Do yourself a favor. Get an attorney that you can live with. I have had cases that lasted years. It all depends on the facts and the parties involved. Normally, you don't want a divorce to last that long, but sometimes complex cases and litigious cases do last a while. So wouldn't it be a good idea to find an attorney that you can deal with? You are interviewing the attorney, just the same as the attorney is interviewing you at an initial consultation. You can try to get free consultations, but at these consultations the attorneys may not give you any legal advice as it is usually just a way for the attorney to get some background in order to quote you an amount for your case. On the other hand, if you want an in-depth initial consultation, sometimes you will have to pay in order to sit down and get a good analysis of how the attorney would proceed in your set of circumstances and give you a background on Florida Divorce law.

7

Decide whether or not you want to represent yourself

The Florida Courts website is an amazing resource (http://www.flcourts.org) as are many counties court's websites that give information to parties that wish to proceed pro se (unrepresented) during their divorce. Some counties have forms clinics at the courthouse that you should look into if you wish to proceed without an attorney. Additionally, if you meet the standards for legal aid, you should speak to the different legal aid offices around the county to see if you qualify and if they can help you with your case. You have a number of things that will be due very soon (i.e., mandatory disclosure, financial affidavit, discovery you were served with, etc.) so you need to know what these things are and how to prepare them.

8

File your responsive pleading

This guide cannot help you with what to file; as I said before, it is different in every case, under every set of circumstances. Just make sure you DO FILE SOMETHING. Do not let your deadline come and pass thinking the judge may just give you a pass. Trust me, it is much more expensive for an attorney to un-do something that was done incorrectly (if they even can un-do it) rather than do it correctly in the first place.
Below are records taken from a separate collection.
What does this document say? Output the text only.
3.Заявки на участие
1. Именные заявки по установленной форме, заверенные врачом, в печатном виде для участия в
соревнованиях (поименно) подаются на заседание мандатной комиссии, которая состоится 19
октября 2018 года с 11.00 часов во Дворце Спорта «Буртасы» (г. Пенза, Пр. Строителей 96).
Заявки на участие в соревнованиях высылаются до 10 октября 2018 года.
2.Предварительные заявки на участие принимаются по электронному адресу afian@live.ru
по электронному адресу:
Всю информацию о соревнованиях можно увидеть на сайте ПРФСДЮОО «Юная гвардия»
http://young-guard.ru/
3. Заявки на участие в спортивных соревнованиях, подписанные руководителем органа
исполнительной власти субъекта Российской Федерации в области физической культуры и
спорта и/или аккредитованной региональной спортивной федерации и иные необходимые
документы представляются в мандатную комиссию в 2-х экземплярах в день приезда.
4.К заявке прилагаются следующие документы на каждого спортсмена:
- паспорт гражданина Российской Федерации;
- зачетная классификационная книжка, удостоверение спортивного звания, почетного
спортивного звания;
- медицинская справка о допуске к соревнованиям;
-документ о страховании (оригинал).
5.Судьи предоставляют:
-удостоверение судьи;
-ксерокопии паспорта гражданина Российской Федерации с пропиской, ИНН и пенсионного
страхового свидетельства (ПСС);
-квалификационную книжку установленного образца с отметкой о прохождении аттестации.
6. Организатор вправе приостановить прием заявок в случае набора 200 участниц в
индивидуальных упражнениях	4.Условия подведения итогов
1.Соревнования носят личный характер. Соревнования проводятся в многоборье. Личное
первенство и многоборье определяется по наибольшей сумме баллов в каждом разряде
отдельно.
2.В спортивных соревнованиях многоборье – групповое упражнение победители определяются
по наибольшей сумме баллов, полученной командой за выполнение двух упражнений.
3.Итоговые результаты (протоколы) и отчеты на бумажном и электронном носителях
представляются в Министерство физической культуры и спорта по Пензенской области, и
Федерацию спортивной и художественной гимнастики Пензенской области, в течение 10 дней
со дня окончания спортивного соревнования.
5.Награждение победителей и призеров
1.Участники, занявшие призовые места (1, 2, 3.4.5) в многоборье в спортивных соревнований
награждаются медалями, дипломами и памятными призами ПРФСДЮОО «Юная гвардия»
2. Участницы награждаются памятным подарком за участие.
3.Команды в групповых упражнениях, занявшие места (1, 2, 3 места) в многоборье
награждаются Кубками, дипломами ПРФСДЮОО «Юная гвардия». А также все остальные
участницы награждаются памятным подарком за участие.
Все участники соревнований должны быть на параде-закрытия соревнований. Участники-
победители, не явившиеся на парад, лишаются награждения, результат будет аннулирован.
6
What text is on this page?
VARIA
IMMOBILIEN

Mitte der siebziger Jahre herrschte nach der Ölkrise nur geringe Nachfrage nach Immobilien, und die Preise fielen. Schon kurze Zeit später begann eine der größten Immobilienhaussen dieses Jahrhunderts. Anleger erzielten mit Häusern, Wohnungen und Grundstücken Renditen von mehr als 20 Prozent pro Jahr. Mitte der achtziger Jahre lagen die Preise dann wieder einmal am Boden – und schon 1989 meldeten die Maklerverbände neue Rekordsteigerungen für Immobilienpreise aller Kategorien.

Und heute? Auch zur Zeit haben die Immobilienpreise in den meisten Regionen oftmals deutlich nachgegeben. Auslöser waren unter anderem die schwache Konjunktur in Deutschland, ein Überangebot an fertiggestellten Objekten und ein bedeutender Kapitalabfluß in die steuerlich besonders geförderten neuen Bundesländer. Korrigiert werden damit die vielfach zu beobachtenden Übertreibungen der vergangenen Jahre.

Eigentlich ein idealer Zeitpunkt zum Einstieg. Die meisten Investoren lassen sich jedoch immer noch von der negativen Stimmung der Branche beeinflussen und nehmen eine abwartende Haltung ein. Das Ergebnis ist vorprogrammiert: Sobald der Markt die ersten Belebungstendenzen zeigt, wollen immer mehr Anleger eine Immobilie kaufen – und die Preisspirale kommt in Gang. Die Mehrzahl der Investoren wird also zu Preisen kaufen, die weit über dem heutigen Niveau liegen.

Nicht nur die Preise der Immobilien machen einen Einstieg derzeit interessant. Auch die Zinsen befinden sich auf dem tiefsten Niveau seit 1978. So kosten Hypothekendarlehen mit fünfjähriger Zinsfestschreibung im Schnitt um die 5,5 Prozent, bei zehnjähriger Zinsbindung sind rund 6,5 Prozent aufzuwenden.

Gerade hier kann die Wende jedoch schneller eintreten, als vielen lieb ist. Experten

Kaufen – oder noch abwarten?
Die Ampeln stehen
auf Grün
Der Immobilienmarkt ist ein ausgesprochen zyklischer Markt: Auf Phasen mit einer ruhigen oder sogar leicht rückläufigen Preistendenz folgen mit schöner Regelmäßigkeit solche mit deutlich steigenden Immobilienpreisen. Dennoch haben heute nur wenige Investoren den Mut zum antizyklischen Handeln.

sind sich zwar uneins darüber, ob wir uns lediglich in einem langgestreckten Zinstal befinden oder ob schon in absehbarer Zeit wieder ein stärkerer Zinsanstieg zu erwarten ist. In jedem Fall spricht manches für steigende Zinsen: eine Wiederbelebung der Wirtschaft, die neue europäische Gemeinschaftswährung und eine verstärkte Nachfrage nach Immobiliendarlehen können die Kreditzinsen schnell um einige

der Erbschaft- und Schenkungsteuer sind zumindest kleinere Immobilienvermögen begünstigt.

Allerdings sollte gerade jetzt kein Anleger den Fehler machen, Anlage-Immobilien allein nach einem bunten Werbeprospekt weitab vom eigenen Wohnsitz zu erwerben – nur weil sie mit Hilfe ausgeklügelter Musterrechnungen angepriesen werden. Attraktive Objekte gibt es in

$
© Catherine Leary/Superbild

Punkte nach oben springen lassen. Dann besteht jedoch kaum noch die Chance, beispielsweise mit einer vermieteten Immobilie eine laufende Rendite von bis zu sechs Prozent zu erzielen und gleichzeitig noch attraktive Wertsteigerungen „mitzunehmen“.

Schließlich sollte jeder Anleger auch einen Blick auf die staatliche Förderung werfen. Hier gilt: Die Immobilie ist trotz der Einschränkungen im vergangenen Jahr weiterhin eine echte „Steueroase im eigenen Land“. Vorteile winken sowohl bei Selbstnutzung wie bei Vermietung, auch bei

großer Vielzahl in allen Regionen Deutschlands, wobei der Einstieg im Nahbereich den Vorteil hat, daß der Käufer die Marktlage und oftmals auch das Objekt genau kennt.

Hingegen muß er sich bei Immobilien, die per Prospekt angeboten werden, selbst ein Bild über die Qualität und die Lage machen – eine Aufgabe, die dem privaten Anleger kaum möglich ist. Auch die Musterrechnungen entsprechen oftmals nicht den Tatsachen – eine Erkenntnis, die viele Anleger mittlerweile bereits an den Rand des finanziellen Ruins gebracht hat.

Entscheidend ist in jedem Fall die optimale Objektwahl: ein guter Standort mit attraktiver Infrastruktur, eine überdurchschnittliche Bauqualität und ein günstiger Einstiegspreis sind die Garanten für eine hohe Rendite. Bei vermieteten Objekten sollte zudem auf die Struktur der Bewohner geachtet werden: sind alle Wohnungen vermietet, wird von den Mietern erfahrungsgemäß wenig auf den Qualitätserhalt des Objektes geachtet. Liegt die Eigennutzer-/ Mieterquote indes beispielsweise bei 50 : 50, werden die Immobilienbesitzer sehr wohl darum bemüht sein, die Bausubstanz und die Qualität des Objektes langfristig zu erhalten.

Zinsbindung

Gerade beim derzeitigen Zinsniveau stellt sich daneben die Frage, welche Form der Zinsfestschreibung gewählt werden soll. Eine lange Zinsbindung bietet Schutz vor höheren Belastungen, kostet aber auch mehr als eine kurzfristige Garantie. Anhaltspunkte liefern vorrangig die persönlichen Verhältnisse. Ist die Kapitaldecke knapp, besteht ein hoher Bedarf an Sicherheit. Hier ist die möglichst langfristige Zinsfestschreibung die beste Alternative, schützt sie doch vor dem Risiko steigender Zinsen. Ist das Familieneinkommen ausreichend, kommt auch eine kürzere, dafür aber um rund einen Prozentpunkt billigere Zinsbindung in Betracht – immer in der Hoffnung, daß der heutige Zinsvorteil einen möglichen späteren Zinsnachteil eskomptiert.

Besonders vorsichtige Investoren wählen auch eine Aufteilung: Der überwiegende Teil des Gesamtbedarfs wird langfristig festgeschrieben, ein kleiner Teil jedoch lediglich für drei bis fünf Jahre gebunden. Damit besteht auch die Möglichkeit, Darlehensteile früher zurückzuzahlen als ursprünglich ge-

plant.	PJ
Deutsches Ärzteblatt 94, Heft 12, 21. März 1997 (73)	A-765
So since this is a legal guide just for what to do in those first few days right after you are served with divorce papers in Hillsborough County, it is clear that it is beyond to scope for what needs to happen next or what may happen in other states, or even some other counties in Florida. I would suggest you speak to an attorney to determine what is the best way to proceed in your case and what the law is in your jurisdiction, and they should be able to tell you what to file in your case in response to the Petition for Dissolution of Marriage.